The global shortage of freshwater resources is intensifying, prompting the development of solar-driven interfacial evaporation as a promising solution. However, the scalability of existing evaporators remains limited due to high costs, complex fabrication, insufficient stability, and poor salt tolerance. Traditional polymer-based Janus membranes also exhibit low mechanical strength and inadequate weather resistance. While some carbon-based or composite evaporators have demonstrated high performance, their large-scale application is hindered by expensive materials and intricate manufacturing processes. To address these limitations, this study utilizes low-cost commercial melamine foam (MF) as a substrate. Through sol-gel synthesis and spray coating, a Janus-structured CB-PDMS/PMF evaporator is fabricated by compositing carbon black (CB) and polydimethylsiloxane (PDMS) onto the MF surface. The design innovatively employs a water-isolation method to precisely control the thickness of the photothermal layer and the flatness of the evaporation interface.
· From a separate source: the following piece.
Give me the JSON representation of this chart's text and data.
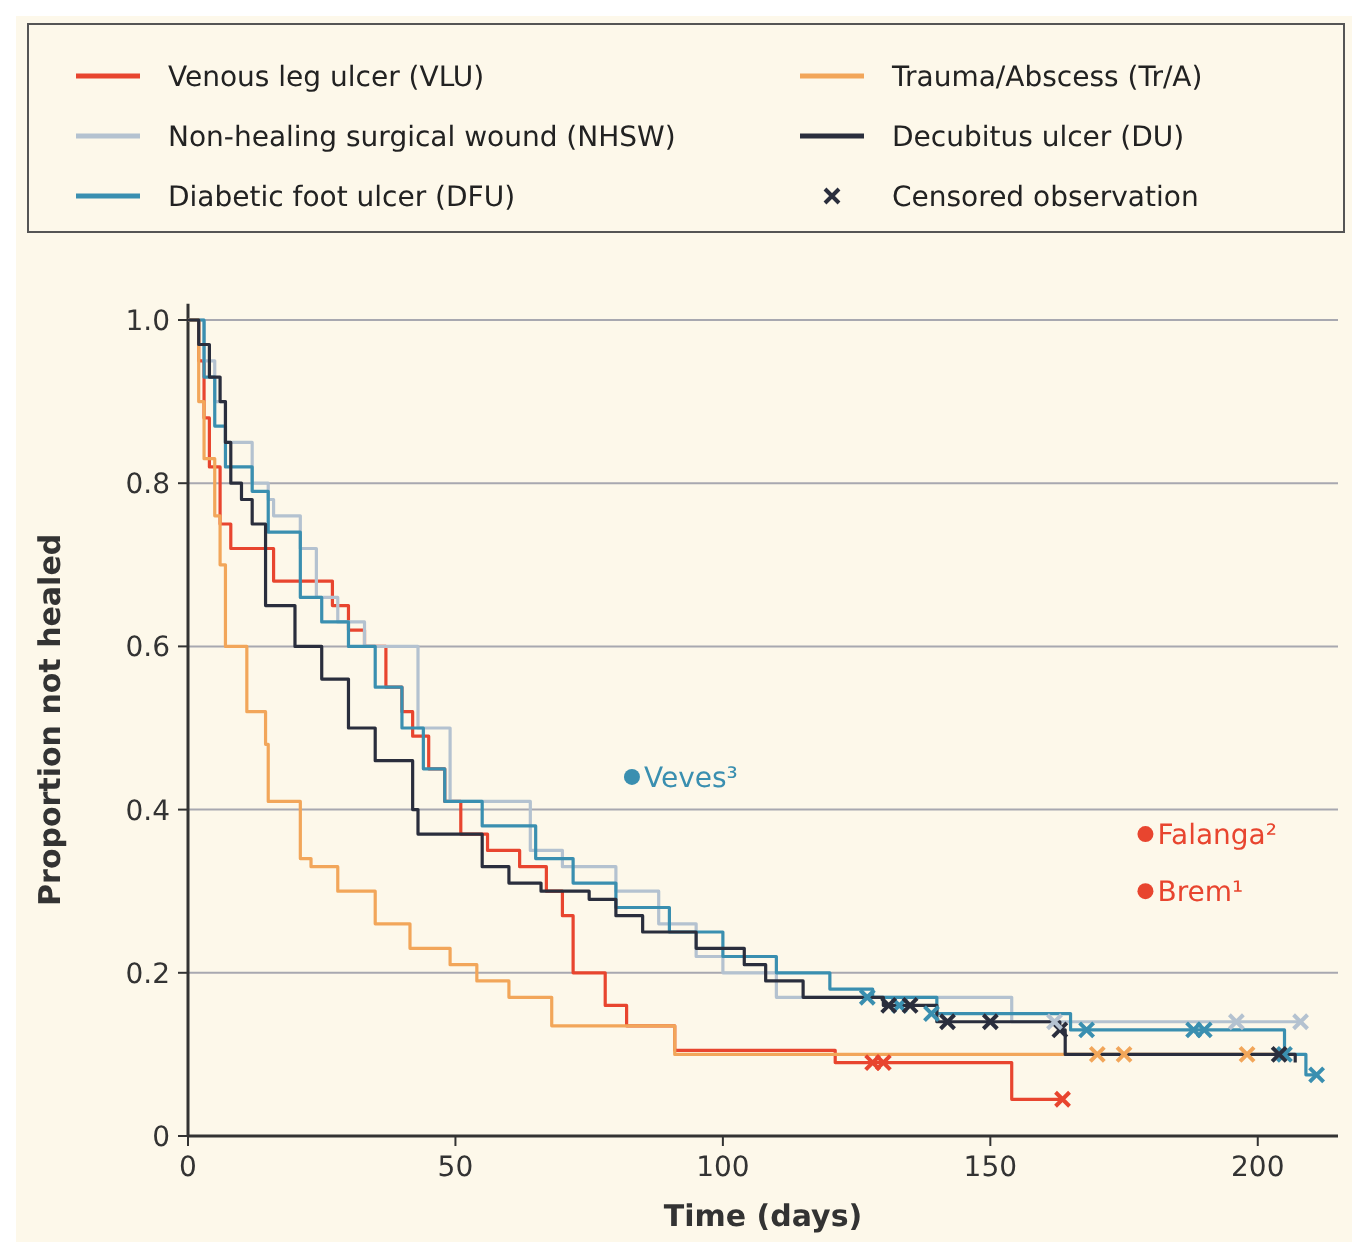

The upper hydrophobic photothermal layer (P layer) absorbs and converts light, while the lower hydrophilic water-transport layer (W layer) enables capillary-driven water supply and self-floating capability, thereby minimizing heat loss. Furthermore, a surface-patterned honeycomb structure enhances light absorption via multireflection, and the Marangoni effect is leveraged to suppress salt accumulation, ensuring excellent salt rejection. Experimental results demonstrate that the optimized Eva-4 evaporator achieves a stable evaporation rate of 1.1 kg·m-2·h-1 under 1 kW·m-2 solar irradiation, with a photothermal conversion efficiency of 75%. It exhibits robust cycling stability, neutralizes strongly acidic/alkaline feedwaters, and produces desalinated water that meets WHO drinking standards. Moreover, the evaporator maintains high salt tolerance across varying salinities. This work provides a cost-effective, scalable approach based on simple fabrication techniques, advancing the application of solar-driven interfacial evaporation for large-scale desalination and wastewater remediation.